私の家なの?≠サんな言葉を名前は飲み込んだ。本当は期待しているからだ。未練なんて向こうは吹っ切れているかもしれない、それでも名前はいまだ忘れることができなかった。

初恋だったエスカバの存在は思っていたよりも大きかった。気付かれたら終わり、そう思うと無意識に腕に爪が食い込むのが分かる。
どうして、まだ好きなんだろう。心臓が煩い。名前は部屋をぐるりと一望するエスカバを横目に感傷に浸った。


「コーヒーと紅茶どっちがいい?」
「わりぃな。コーヒーの無糖で。」
「これくらいはいいよ。…熱くないの?その格好」
「あ、これか、隊服なんだ」


昔と変わらないエスカバの微笑み。エスカバの笑顔は、犬歯が少しだけ剥き出して犬のような印象を抱かせる。そんな笑顔が名前は昔から好きだった。むかつくくらい格好いいからちょっと冷たく当たってみせようと名前は思う。冷たくあたってみたところで何か変わるわけではないけれど。


「見てるこっちが熱いよ」
「あ、悪い」
「はい、ハンガー」
「サンキュ」


マグカップを取り出し、コーヒーを入れる。私には砂糖と牛乳をたっぷり入れたやつ。エスカバには砂糖も何も入れないブラック。コーラとか飲みそうな、肉体派っぽい顔をしながらも頭脳派であるエスカバのギャップは、いつも驚かされるばかりだ。


「はい、とりあえずお疲れ様。と、久しぶり」
「おう、さんきゅ」
「どういたしまして」


こんな他愛のない小さな会話なんだけれど、意識してしまって、心臓はどくどくどくとひたすら血液を全身に送る。
うるさい、うるさい、うるさい。入ってこないで、せっかく作り上げた「恋愛を忘れた自分」の中にエスカバの存在はよく染みる。
もしかしたらこの音が聞こえているかもしれない。そう思うと恐怖に駆られる。好きなのに、どうして。
まだこんなに好きなのに、言葉にできない。言葉にしてはいけないのは分かっている、わかっているけれど体中が疼きだす。名前は自分を落ち着かせようと、コーヒーを一気に喉に押し込めた。溶けきっていない砂糖が舌の上でざらついて甘い。
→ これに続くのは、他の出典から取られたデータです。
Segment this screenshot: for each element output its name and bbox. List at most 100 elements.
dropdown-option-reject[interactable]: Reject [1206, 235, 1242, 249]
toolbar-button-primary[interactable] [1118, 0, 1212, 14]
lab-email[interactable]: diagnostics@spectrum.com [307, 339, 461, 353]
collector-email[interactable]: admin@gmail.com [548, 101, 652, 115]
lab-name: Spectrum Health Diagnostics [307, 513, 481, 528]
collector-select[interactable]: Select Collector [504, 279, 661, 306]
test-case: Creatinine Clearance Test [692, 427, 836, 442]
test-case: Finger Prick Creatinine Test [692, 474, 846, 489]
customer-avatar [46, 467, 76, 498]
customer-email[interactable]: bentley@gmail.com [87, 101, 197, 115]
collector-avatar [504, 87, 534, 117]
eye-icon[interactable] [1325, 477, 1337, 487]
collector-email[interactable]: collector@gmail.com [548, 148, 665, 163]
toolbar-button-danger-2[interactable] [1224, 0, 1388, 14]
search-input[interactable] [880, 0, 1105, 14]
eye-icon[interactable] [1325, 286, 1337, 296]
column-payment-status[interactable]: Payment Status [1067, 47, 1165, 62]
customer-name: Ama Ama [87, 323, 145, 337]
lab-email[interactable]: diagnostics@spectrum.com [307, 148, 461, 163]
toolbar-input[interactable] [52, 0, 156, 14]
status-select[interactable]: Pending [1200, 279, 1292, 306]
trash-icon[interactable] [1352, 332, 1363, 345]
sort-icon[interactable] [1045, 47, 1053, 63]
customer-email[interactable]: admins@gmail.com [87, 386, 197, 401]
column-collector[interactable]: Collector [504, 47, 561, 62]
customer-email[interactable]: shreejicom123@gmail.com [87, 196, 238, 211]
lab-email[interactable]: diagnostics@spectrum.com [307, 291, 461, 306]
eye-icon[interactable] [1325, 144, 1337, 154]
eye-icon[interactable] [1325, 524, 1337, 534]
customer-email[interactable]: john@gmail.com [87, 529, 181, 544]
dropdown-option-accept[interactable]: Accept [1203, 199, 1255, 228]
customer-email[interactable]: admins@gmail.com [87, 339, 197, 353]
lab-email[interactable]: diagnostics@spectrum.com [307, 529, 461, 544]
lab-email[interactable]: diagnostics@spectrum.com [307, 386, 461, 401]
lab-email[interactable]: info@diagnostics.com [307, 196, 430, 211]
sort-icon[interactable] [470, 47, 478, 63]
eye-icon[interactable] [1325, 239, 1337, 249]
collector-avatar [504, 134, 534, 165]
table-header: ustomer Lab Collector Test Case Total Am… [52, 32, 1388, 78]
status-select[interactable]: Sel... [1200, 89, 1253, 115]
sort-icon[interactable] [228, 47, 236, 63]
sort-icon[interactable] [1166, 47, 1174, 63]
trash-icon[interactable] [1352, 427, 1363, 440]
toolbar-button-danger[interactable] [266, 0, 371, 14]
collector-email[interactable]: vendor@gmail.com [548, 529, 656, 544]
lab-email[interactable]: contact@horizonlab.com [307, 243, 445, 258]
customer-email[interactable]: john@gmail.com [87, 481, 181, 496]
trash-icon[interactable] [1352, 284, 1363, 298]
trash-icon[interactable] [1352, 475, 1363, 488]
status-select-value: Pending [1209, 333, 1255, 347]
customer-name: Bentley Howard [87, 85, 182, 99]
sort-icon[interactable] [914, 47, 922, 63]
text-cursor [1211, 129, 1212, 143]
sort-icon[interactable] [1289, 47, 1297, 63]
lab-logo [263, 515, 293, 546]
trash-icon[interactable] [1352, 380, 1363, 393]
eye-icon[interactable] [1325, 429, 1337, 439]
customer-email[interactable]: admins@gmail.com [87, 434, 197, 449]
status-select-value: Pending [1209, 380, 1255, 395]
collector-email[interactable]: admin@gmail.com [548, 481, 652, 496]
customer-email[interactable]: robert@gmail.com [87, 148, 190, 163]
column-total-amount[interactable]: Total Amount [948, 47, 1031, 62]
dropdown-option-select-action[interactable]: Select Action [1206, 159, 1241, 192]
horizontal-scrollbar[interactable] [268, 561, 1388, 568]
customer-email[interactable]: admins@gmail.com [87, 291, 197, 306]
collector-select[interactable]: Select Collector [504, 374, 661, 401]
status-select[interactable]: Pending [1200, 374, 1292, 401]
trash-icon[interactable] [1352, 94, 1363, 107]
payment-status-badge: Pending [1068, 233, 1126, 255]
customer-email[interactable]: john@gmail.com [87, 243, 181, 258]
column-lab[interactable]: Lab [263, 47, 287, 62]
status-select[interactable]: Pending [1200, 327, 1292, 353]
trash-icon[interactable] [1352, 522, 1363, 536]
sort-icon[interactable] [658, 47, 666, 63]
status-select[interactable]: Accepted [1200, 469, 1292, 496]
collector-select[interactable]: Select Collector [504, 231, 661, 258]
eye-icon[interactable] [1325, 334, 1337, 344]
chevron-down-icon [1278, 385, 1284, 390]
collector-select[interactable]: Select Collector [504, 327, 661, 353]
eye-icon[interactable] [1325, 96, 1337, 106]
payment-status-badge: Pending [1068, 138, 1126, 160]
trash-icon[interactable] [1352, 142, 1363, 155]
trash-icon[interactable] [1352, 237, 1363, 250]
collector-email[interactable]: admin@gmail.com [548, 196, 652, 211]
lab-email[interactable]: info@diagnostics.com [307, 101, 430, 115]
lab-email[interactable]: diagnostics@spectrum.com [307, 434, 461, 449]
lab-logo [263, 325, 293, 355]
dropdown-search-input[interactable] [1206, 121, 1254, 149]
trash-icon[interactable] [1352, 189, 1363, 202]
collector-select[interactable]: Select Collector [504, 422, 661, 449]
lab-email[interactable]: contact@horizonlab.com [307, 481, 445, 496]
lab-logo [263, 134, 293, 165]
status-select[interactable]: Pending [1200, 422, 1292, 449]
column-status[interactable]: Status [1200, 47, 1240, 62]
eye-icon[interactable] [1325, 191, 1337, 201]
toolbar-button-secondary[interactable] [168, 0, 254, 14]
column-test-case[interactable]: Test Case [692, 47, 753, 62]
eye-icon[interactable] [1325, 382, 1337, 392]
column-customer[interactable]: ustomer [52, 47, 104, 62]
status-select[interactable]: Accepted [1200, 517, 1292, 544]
それにしてもこんな未練が詰まった家にひょっこりやってくるなんて、なんて嫌な人。
でも嫌いになんてなれるなずがなかった。私もつくずく悪い女だなと名前は本日二度目のため息をついた。自分が傷つくのが怖くて、嫌われるのが怖くて、臆病で。
誰もこんな自分なんて好きにならないって分かっている。その反面で、私と同じ気持ちでいてくれたらないいのにだなんてくだらない期待をしている自分がいることに名前は泣きそうになった。